総じて僕としては、この画家の二十世紀に入ってからの仕事はすべてとてもよいものに思える。というか「つまり、こういう絵でいいんですよ」と言いたい気持ちを強く持つ。ホイッスラー展を観たときにも感じた「もし絵画史が今とはまた別の流れだったら」の世界を、まさに観ているような気がする。しかし、やはりというかその笛の音はか弱いものだとも思うし、いつかは潰えるかもね、とも思うのだが、でもこの世界が僕は好きである。


というか、もっと言うと僕は、仮定の話で、もしこの僕が画家としてとりあえず完全にmaxなポテンシャルを発揮して人生を過ごしているとして、それでこの身体における可能性のギリギリのテンションで作品を作っているとしたら、あるいはこういう作品を作っているのではないかというわけのわからない妄想にとらわれていた。そのくらい、各作品の細部が、まるで自分の描いたもの、まるで自分の問題にしている出来事をあらわそうとしているように思えてならない。うわ、これは何、、と思って一瞬戸惑う。
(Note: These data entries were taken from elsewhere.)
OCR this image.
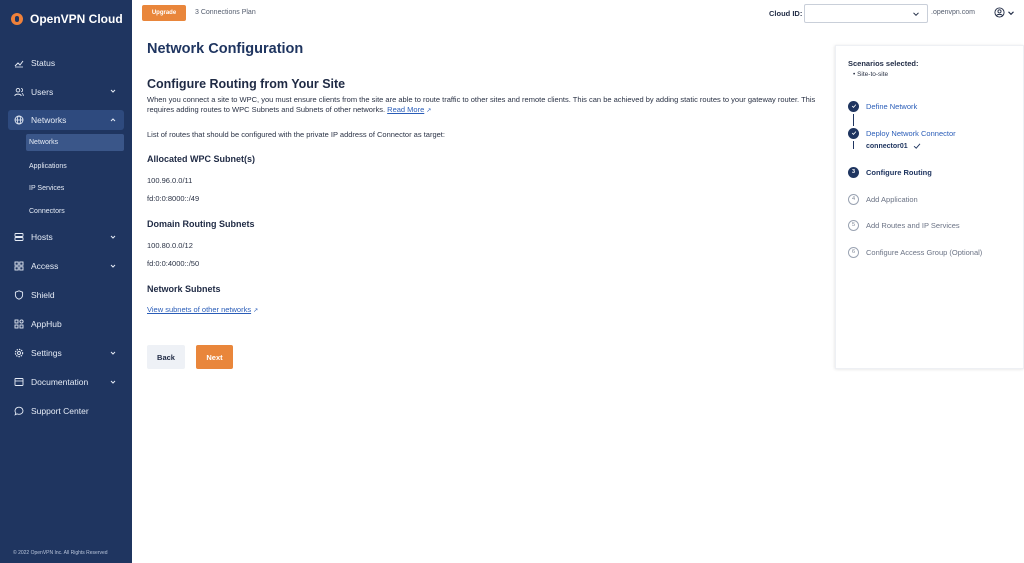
OpenVPN Cloud
Status
Users
Networks
Networks
Applications
IP Services
Connectors
Hosts
Access
Shield
AppHub
Settings
Documentation
Support Center
© 2022 OpenVPN Inc. All Rights Reserved
Upgrade	3 Connections Plan	Cloud ID:	.openvpn.com
Network Configuration
Configure Routing from Your Site

When you connect a site to WPC, you must ensure clients from the site are able to route traffic to other sites and remote clients. This can be achieved by adding static routes to your gateway router. This requires adding routes to WPC Subnets and Subnets of other networks. Read More ↗

List of routes that should be configured with the private IP address of Connector as target:

Allocated WPC Subnet(s)
100.96.0.0/11
fd:0:0:8000::/49
Domain Routing Subnets
100.80.0.0/12
fd:0:0:4000::/50
Network Subnets
View subnets of other networks ↗
Back	Next
Scenarios selected:
• Site-to-site
Define Network
Deploy Network Connector
connector01
3	Configure Routing
4	Add Application
5	Add Routes and IP Services
6	Configure Access Group (Optional)
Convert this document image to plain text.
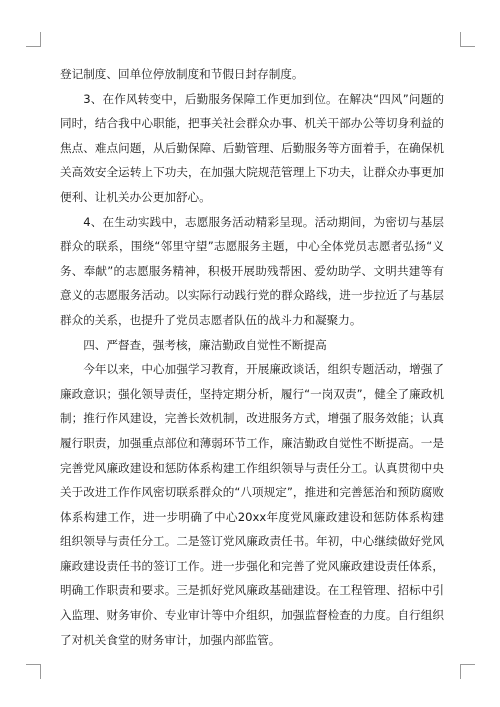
登记制度、回单位停放制度和节假日封存制度。

3、在作风转变中，后勤服务保障工作更加到位。在解决“四风”问题的同时，结合我中心职能，把事关社会群众办事、机关干部办公等切身利益的焦点、难点问题，从后勤保障、后勤管理、后勤服务等方面着手，在确保机关高效安全运转上下功夫，在加强大院规范管理上下功夫，让群众办事更加便利、让机关办公更加舒心。

4、在生动实践中，志愿服务活动精彩呈现。活动期间，为密切与基层群众的联系，围绕“邻里守望”志愿服务主题，中心全体党员志愿者弘扬“义务、奉献”的志愿服务精神，积极开展助残帮困、爱幼助学、文明共建等有意义的志愿服务活动。以实际行动践行党的群众路线，进一步拉近了与基层群众的关系，也提升了党员志愿者队伍的战斗力和凝聚力。

四、严督查，强考核，廉洁勤政自觉性不断提高

今年以来，中心加强学习教育，开展廉政谈话，组织专题活动，增强了廉政意识；强化领导责任，坚持定期分析，履行“一岗双责”，健全了廉政机制；推行作风建设，完善长效机制，改进服务方式，增强了服务效能；认真履行职责，加强重点部位和薄弱环节工作，廉洁勤政自觉性不断提高。一是完善党风廉政建设和惩防体系构建工作组织领导与责任分工。认真贯彻中央关于改进工作作风密切联系群众的“八项规定”，推进和完善惩治和预防腐败体系构建工作，进一步明确了中心20xx年度党风廉政建设和惩防体系构建组织领导与责任分工。二是签订党风廉政责任书。年初，中心继续做好党风廉政建设责任书的签订工作。进一步强化和完善了党风廉政建设责任体系，明确工作职责和要求。三是抓好党风廉政基础建设。在工程管理、招标中引入监理、财务审价、专业审计等中介组织，加强监督检查的力度。自行组织了对机关食堂的财务审计，加强内部监管。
まあ、百何十年前にも何十年前にも何十年後かにも、自分みたいな人間がいるのはあたりまえだし、そいつらが凡庸だったり何かの能力に長けていたりすることもあるわけだから、こんな「出会い」も別に驚くようなことではないだろうが、しかし、この画家はほんとうに、何とも面白いことを考えているな、まったくその描く身振りが何年もそれをしていない自分に重なってくるだなんて、バカバカしいを通り越してどこへ行けば良いのかわからないという感じだ。